Five years later, Galileo was in Rome. Hailed as a genius of astronomy for his use of the telescope, he was granted an audience before the very Pope who had threatened his beloved Venice. Leaning down to kiss Paul’s feet, he was yanked back. “His Holiness would not have me speak kneeling,” Galileo recalled, “for I was simply too extraordinary.”

One Empire, Two Worlds

As I was writing Heaven on Earth: How Copernicus, Brahe, Kepler, and Galileo Discovered the Modern World, I found that every famous astronomer involved in the discovery of a moving Earth lived with the curious duality of science and Church, in the contexts of two vastly different cities. All had their moments in the free city of Venice, looking down on a row of priests with slightly acid condescension, and all had their moments in epic Rome, celebrated by the seemingly immortal Establishment powers that be.

At the basis of this opposition was, for these scientists especially, the new versus the old. And no other was so physically close to these opposing forces than Galileo. Venice and Rome were but a day’s ride away from each other. In Venice, where Galileo traveled more regularly, he befriended patricians with massive libraries which, because they were privately owned, gave preference to secular, even heretical works of literature. The merchant city was booming and moving toward pure capitalism, helped by a fresh supply of gold from colonial imports. In Galileo’s work, we can witness the very means of knowledge production shifting to suit the interests of free capital—Galileo’s scientific method became increasingly adversarial and competitive.

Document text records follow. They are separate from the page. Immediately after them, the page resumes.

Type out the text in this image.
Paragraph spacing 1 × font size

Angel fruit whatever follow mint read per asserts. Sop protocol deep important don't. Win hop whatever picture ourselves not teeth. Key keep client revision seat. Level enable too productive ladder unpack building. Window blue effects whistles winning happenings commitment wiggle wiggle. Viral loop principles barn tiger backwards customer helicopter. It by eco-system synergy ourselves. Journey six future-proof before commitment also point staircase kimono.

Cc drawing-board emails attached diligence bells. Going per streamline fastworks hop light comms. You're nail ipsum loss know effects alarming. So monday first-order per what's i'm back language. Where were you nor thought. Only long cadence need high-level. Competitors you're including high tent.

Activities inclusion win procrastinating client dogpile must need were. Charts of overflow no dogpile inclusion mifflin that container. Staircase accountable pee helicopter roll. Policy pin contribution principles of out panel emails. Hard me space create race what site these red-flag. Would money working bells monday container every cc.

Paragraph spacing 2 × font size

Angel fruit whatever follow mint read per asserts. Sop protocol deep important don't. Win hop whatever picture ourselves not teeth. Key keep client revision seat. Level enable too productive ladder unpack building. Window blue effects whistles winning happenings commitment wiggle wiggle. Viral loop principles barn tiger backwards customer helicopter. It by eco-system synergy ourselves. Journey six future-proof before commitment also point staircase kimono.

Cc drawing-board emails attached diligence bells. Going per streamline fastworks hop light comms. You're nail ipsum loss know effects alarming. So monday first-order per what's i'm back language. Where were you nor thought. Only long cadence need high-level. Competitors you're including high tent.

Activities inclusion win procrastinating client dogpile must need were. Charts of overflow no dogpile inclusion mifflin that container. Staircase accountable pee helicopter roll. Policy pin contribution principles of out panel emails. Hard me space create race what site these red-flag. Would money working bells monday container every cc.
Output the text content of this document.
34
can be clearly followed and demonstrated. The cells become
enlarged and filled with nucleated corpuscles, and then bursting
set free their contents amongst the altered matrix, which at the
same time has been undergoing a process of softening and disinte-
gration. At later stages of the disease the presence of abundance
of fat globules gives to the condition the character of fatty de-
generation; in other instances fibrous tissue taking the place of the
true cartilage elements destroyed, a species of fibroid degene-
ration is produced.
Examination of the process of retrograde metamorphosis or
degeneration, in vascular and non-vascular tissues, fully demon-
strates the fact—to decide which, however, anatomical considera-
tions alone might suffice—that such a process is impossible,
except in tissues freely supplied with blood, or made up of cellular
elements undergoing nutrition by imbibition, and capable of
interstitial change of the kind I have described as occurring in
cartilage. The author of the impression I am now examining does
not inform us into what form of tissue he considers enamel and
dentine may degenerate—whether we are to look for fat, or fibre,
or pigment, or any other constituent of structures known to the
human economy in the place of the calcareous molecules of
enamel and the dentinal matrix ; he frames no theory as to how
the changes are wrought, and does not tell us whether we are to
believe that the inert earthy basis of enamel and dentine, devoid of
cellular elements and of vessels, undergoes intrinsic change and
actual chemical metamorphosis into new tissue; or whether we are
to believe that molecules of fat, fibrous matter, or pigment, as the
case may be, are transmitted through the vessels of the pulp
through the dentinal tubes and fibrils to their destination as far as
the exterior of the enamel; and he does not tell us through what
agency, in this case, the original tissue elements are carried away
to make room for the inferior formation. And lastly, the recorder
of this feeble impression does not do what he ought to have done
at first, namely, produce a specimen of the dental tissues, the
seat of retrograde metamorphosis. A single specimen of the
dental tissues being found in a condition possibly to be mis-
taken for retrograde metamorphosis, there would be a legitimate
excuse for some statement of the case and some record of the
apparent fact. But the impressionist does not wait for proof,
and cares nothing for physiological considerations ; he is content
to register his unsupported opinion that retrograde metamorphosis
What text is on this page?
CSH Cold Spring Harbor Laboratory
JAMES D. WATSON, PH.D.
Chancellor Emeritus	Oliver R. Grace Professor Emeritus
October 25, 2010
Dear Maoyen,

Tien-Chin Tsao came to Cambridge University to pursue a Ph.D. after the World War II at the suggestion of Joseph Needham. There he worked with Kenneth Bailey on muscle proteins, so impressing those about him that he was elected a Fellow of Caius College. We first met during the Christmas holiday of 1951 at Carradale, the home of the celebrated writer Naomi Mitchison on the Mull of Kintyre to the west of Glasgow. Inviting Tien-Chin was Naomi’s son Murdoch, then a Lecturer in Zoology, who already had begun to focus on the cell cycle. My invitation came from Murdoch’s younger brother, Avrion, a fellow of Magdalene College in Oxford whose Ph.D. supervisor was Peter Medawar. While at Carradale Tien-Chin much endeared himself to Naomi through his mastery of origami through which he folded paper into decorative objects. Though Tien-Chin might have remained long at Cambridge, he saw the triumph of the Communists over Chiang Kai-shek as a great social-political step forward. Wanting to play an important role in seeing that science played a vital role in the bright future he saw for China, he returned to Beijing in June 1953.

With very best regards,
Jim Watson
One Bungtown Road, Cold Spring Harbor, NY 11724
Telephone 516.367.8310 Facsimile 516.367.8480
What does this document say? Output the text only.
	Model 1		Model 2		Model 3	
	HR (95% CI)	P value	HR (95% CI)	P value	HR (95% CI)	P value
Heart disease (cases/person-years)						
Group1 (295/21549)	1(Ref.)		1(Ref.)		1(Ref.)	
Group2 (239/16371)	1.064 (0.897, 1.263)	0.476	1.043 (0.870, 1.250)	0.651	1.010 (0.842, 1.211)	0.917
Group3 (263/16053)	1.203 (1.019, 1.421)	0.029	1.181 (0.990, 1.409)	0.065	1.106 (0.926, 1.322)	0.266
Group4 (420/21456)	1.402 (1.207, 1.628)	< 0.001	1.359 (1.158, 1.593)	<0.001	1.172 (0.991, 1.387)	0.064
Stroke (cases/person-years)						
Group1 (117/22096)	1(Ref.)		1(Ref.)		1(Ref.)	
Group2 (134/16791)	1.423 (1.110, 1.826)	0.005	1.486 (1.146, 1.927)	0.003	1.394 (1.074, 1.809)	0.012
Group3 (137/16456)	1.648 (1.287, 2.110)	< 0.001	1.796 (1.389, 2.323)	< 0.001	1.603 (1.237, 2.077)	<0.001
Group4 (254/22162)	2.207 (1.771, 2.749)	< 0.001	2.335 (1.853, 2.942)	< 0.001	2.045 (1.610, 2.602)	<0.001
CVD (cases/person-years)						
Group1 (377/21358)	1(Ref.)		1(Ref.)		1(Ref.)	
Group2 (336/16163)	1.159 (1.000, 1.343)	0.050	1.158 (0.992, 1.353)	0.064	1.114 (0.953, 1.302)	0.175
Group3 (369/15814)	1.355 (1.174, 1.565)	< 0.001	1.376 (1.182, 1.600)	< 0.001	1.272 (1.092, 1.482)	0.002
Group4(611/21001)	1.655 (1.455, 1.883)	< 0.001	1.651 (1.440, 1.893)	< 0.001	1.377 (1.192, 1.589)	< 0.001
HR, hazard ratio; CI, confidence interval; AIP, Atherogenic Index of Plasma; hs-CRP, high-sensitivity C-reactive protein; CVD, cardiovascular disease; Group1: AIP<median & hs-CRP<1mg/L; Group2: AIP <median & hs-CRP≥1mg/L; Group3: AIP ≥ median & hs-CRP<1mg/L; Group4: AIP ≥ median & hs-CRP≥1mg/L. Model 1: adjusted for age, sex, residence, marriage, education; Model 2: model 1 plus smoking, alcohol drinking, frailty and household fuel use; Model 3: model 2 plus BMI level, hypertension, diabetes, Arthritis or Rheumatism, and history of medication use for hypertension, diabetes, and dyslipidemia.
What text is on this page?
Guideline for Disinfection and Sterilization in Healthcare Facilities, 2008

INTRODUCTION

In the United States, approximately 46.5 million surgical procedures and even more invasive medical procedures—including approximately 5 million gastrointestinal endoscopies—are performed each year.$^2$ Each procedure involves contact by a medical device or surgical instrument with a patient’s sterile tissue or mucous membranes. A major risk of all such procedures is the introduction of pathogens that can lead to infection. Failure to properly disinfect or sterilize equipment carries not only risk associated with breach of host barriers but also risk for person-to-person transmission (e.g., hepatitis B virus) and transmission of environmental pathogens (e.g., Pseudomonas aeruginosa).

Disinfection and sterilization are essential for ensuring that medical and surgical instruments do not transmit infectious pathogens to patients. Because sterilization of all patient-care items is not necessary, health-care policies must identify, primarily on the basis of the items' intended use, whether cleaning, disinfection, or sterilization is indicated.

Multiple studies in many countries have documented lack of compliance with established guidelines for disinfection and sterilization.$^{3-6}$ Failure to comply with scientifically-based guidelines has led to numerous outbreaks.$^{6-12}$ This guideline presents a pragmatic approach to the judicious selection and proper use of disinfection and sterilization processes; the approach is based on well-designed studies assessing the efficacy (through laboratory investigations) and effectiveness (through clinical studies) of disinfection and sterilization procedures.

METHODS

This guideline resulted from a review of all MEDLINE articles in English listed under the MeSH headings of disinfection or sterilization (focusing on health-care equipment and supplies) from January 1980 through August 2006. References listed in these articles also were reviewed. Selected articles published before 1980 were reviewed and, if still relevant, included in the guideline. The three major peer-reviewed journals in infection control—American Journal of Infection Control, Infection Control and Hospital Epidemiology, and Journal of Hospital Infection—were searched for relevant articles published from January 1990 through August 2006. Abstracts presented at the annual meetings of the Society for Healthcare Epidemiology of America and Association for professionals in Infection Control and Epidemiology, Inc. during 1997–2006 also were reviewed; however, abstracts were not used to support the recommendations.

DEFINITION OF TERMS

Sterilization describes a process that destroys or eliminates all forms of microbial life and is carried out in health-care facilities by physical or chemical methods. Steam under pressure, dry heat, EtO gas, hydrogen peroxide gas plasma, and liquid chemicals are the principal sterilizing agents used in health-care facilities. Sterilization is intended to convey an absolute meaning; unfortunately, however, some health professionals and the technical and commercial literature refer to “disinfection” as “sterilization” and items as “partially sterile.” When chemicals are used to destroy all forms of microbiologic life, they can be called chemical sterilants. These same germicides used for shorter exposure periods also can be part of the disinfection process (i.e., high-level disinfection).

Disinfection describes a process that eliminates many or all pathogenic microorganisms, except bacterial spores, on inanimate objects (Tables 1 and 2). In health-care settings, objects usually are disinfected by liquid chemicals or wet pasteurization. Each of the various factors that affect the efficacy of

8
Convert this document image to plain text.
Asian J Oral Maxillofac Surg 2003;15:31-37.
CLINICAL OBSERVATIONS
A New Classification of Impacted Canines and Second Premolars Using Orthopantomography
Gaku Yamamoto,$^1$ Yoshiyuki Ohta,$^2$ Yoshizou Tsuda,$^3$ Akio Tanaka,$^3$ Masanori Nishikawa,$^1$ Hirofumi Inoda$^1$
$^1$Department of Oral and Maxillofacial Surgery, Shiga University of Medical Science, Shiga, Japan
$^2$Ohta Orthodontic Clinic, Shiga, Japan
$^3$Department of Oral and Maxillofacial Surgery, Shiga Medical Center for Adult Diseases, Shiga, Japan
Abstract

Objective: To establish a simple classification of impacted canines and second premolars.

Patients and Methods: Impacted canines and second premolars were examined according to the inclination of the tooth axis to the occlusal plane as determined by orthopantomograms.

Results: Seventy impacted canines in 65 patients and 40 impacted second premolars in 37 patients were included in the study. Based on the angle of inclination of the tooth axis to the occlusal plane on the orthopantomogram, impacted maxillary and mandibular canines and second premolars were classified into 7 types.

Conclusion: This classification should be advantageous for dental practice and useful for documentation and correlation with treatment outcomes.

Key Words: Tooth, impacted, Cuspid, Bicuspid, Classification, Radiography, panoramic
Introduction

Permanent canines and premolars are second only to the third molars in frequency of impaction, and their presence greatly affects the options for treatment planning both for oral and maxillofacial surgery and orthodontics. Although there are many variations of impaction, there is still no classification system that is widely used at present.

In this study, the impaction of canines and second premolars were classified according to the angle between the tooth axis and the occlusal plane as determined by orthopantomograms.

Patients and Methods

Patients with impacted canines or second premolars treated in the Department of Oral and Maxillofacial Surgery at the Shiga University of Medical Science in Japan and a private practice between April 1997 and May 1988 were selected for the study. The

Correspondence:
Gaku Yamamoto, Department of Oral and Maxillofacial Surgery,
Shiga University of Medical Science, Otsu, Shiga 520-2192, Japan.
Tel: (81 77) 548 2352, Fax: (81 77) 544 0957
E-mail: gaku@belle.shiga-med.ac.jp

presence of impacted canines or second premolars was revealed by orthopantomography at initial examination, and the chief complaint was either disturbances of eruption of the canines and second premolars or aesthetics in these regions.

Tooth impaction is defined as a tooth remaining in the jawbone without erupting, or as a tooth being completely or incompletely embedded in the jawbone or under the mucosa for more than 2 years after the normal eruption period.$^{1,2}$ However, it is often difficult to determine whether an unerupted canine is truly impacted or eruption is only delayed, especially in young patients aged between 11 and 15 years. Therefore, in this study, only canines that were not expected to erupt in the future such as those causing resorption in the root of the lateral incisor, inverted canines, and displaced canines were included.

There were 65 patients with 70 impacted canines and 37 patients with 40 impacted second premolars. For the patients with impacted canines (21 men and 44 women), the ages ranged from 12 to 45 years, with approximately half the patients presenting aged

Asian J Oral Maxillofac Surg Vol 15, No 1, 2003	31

“His Holiness would not have me speak kneeling,” Galileo said, “for I was simply too extraordinary.”

When Galileo vacationed to Rome, he carried with him that learned secularism and bourgeois Venetian sass. But he also brought the cultural inheritance that inevitably follows centuries of Catholic rule. Many associate Galileo with radical, innovative science; fewer recognize that, despite protestations from his more poetic friends, he despised modern art. Galileo is also widely associated with his infamous Roman trial, where, threatened with the charge of heresy, he was forced to abjure his belief in a moving Earth. It’s less well known that after the verdict, Galileo said he would never renounce Catholicism, even in the face of death. The Inquisition made an example of him, as if to make an example of modernity and its perils—because modernity was looking a lot like a disunited Catholic Church.

What more could Galileo have done to save himself? Very little. Catholics of his time published blasphemies daily. What he expressed in scientific writing was infinitely tamer than the scurrilities Galileo heard in Venice. Many of his actions were inspired by a desire to defend his inherited Catholic Church from future irrelevance—if only because he was Catholic, selfishly seeking to preserve his own honor.

Galileo’s life and even scientific practice exude this kind of profound anxiety, the stateless no-man’s-land of the scientists lingering between the spirits of Venice and Rome. His drama is existential in the Kierkegaardian sense, because, for almost the first time, a famous man operated in between certainties about God. And this peculiar tension, this deep and abiding angst, remains a kind of first and best warning of the necessary dangers of modern living.